Персонажи г-на Кладеля не боятся никаких признаний, они выставляют себя напоказ в поучительной наготе. Женщины — одна из них благодаря животной податливости, а быть может, и никчемности в глазах очарованного любовника предстает неким лжесфинксом; вторая, претенциозная модистка, подстегивает свое воображение жоржсан-довской крапивой — благоговеют перед высшим обществом и обращаются друг к другу не иначе как «мадам» (!). Двое любовников убивают вечер в «Варьете» на представлении «Жизни богемы»; возвратись к себе в логово, они бранятся в стиле пьесы; более того, каждый из них, забыв про собственную индивидуальность, а верней, отождествляя себя с наиболее полюбившимся персонажем, не имеет ничего против того, что его называют именем этого персонажа; ни один из них даже не заметил произошедшего переряживания. Вот так Мюрже (несчастная тень!) превратился в посредника подмены, в словарь языка богемы, в «Полный письмовник влюбленных» года Господня 1861. Не думаю, что после такого примера можно будет оспорить мое утверждение об убийственной силе г-на Кладеля как карикатуриста. Еще пример: Альпеньян, первый в этой когорте смешных мучеников (необходимо все время возвращаться к названию), однажды, чтобы отвлечься от непереносимых огорчений, которые причиняют ему собственные дурные привычки, праздность и бесцельная мечтательность, вздумал предпринять самое странное паломничество, какое только возможно найти среди безумных религий, придуманных ленивыми и ни на что не способными отшельниками. Любовь, то есть разврат, разгул, вознесенный до ранга антирелигии, не принесла ему ожидаемой награды; Альпеньян жаждет славы и, бродя по кладбищам, молится перед памятниками опочивших великих; он целует их бюсты, умоляя открыть свою тайну, свою величайшую тайну: «Что сделать, чтобы стать столь же великими, как вы?» Окажись статуи благожелательными советчиками, они ответили бы ему: «Вернуться домой, размышлять и исписывать горы бумаги». Но такой простой способ недостижим для истерического мечтателя. Суеверие кажется ему куда естественней. Право же, это столь печально забавное изобретение заставляет вспомнить о новом календаре святых позитивистской школы.

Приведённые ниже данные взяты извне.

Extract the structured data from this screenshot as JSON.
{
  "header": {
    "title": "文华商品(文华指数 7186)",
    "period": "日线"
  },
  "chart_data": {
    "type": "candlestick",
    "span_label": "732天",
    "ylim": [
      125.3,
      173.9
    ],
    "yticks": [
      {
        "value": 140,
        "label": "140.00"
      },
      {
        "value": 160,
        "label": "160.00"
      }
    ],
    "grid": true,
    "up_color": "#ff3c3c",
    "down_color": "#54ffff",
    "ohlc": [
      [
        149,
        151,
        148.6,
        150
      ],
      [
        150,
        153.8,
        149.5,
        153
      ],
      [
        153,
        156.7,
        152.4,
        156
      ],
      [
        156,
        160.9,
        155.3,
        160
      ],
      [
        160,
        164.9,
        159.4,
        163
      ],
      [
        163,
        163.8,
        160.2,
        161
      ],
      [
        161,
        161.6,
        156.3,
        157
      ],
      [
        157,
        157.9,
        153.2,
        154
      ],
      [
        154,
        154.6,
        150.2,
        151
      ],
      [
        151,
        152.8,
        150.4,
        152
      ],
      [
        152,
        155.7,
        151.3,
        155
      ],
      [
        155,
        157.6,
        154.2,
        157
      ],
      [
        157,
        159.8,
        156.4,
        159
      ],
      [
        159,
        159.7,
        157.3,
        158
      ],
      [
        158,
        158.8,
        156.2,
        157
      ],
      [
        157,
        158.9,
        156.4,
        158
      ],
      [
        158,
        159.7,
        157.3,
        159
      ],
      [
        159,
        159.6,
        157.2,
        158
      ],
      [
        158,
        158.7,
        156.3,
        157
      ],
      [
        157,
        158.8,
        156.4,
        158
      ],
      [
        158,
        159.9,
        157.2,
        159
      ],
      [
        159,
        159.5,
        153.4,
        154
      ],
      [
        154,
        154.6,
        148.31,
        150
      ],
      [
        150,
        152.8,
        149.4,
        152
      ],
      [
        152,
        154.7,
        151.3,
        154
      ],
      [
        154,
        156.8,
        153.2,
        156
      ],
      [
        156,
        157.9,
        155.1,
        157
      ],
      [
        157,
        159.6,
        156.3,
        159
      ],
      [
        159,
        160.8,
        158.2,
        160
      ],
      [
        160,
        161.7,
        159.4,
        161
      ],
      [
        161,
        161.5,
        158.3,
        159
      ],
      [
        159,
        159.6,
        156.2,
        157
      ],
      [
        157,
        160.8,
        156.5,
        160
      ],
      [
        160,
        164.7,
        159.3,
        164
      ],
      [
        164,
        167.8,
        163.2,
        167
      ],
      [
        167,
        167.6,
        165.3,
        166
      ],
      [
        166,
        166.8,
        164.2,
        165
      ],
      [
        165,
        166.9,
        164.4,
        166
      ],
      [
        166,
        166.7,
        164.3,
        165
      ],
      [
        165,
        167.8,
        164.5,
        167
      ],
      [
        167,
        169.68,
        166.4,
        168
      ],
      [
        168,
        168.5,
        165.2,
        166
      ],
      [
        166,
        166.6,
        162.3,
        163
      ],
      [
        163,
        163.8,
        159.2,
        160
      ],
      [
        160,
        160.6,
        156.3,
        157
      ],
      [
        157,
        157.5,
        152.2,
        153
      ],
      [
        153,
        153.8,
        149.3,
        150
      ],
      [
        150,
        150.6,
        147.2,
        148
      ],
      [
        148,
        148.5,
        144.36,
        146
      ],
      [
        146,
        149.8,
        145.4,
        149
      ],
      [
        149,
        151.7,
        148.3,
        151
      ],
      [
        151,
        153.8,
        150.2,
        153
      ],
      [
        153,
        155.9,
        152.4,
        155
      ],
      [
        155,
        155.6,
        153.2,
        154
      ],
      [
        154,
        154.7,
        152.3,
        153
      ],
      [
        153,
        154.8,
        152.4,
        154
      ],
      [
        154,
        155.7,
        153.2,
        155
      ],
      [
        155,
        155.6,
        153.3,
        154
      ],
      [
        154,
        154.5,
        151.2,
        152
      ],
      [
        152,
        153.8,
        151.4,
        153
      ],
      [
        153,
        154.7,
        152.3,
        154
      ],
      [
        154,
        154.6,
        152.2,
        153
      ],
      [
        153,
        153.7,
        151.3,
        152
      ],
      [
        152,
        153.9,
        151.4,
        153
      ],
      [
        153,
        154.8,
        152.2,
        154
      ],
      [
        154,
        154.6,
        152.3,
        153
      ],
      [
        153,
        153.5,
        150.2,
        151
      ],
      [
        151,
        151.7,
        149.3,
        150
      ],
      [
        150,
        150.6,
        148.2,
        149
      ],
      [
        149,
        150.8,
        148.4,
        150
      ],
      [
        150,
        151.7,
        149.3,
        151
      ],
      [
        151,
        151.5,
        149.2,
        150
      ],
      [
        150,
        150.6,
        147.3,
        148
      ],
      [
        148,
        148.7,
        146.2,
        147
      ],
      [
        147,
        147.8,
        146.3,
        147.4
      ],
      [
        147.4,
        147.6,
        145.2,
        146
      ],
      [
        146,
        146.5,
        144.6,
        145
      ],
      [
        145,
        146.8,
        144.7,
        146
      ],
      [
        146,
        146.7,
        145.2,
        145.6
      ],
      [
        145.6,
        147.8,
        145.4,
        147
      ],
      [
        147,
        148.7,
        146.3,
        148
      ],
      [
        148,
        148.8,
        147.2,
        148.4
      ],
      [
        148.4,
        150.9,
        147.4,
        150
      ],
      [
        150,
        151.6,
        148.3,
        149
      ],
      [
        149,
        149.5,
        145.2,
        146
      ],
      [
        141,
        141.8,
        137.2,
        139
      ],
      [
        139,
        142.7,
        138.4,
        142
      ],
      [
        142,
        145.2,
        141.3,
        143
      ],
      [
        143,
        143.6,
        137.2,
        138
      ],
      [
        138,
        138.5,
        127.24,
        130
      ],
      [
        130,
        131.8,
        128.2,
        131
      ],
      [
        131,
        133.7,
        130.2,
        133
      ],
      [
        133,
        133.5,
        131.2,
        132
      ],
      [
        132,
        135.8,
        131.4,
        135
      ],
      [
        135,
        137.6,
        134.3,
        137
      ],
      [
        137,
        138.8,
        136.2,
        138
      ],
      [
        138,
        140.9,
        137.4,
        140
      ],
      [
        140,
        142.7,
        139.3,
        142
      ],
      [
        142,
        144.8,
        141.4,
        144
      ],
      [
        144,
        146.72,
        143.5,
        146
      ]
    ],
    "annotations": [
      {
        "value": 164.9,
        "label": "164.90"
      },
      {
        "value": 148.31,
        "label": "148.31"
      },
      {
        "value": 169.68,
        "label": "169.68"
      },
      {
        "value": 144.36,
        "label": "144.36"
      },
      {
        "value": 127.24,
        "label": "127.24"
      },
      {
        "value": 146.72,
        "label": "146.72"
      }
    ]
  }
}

Суеверие, сказал я. Оно играет огромную роль в одинокой внутренней трагедии бедняги Альпеньяна, и временами даже не без некоторой сладкой и мучительной растроганности следишь за его истерзанным разумом, когда самое что ни на есть ребяческое суеверие, смутно символизирующее, как и в мозгу любой нации, универсальную истину, сплавляется с чистейшим религиозным чувством и обращается к спасительным впечатлениям детства, Пречистой Деве Марии, придающему силы напеву колоколов, умиротворяющему сумраку церкви, к семье, к матери — к матери, этому прибежищу, всегда открытому для блудных сыновей, расточителей и неудачливых честолюбцев. Можно надеяться, что с этого момента Альпеньян наполовину спасен, ему остается лишь постепенно становиться человеком действия, человеком долга.

Многие верят, что сатиру творят со слезами, слезами искрометными и обращающимися в кристаллы. Если это так, да будут благословенны чудесные и редкостные слезы, дарующие возможность посмеяться, сверкание которых, кстати, свидетельствует о прекрасном здоровье автора.

Что же до морали книги, то она столь же естественно очевидна, как очевиден жар, исходящий от некоторых химических смесей. Дозволительно спаивать илотов, дабы исцелять от пьянства дворян.

Ну, а что до успеха, то в этом вопросе заранее предсказать ничего нельзя; скажу только, что желаю, чтобы он был, потому что тогда, быть может, автор получит от него новое побуждение творить; однако успех этот, который между прочим очень легко спутать с мимолетной модой, ни в чем не уменьшит то доброе, что эта книга позволила мне угадать в душе и таланте, совместно произведших ее на свет.